A learned foodie immediately asked when I took him there, “is the Bobo Chacha as good as it looks on the photo?” It gleamed with tubers, and colourful jelly peering above a rich milky brown concoction (which meant they use palm sugar or gula Melaka- the real deal method.). It is, and it came the way it was pictured ($2.20). The coconut/gula Melaka combo was just rich enough, but not cloyingly so. The tubers were soft and easy on the bite and absorbs the rich milky goodness. Most hawkers today take the easy way out and use sago pearls to replace the tedious hand-made sweet potato coloured jelly cubes. They use both here- heavenly.

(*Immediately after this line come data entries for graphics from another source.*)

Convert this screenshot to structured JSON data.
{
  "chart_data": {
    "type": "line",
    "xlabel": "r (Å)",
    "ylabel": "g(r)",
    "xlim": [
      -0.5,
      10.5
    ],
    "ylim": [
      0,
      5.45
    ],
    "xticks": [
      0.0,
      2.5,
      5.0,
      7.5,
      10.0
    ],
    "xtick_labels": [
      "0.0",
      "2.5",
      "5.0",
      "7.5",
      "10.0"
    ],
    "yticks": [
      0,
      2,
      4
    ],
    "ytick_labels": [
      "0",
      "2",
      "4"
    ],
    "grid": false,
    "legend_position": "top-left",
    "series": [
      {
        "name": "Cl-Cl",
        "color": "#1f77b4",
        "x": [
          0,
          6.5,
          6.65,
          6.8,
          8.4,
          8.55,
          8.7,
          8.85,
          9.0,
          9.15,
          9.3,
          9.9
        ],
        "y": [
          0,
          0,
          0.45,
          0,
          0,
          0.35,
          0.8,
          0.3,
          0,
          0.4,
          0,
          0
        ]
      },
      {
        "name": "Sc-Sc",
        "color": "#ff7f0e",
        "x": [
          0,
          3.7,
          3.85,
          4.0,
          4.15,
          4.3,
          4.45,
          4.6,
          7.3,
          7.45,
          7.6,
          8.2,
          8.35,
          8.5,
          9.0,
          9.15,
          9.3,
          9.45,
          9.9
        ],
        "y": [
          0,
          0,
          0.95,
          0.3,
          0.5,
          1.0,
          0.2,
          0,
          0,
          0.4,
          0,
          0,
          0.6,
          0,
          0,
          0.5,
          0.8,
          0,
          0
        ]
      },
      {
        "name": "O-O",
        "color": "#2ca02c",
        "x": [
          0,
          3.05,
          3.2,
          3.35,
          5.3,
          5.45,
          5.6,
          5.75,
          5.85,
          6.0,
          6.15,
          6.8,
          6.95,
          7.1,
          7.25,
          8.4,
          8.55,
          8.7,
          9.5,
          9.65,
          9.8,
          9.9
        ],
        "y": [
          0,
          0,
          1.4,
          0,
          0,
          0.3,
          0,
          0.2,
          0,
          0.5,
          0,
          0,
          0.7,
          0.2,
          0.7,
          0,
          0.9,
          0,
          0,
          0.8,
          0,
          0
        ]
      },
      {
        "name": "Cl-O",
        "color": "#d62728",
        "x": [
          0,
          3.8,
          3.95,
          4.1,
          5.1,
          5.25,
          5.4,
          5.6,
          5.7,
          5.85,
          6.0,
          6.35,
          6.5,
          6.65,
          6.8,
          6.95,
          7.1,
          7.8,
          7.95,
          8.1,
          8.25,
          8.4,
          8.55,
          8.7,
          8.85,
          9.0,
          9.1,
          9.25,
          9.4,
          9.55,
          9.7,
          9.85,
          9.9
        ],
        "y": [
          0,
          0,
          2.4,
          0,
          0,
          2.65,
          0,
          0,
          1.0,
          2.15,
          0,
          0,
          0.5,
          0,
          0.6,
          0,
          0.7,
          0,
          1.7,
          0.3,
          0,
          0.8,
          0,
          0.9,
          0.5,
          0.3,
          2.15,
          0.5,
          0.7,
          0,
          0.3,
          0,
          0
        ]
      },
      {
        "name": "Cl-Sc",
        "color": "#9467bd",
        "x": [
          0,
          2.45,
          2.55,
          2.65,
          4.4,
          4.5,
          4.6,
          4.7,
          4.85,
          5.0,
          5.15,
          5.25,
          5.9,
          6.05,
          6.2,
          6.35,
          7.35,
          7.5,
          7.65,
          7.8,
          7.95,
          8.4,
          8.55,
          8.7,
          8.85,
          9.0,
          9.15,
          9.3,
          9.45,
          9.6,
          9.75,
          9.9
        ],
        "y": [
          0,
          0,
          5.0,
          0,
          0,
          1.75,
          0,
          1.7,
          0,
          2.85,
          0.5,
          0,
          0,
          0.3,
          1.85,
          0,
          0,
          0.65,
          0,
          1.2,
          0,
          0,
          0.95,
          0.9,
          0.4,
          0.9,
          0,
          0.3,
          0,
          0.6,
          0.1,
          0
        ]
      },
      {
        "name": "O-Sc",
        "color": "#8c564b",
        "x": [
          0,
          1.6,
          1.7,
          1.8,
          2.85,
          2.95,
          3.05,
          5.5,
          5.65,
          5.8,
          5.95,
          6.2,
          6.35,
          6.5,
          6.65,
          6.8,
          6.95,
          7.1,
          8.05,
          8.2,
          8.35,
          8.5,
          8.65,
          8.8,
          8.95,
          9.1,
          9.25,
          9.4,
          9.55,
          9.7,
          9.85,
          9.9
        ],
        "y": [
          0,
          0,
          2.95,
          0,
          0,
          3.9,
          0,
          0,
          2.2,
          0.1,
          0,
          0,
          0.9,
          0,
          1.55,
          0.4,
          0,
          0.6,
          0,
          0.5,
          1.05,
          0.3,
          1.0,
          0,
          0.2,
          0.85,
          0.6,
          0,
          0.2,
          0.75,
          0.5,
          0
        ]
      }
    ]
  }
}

Their signature red bean soup ($2) comes with longan, soft medium sized beans, bits of red dates and dried tangerine peel and sits so well with the not-too-sweet broth. That dried peel was ever so gentle and ungrudgingly in the back of it all, it was ever so easy in. Although the Gingko Barley with bean skin was, as you will tell, boiled long enough to soften and blend all the ingredients into the sweetish broth, I felt the bean skin (foo chok) was a tad to broken and messed up. If it was separately rendered to shape, texture and placed in when served it would’ve been a joy. Even better if they placed a quail egg in and charged more. The Bubur Terigu ($1.70. sweet wheat porridge) was right in all the notes. Each grain had a soft texture and the broth was thick with a splash of salted coconut milk over.
I missed this one, but I am going back for their Sweet Potato and Longan dessert soon.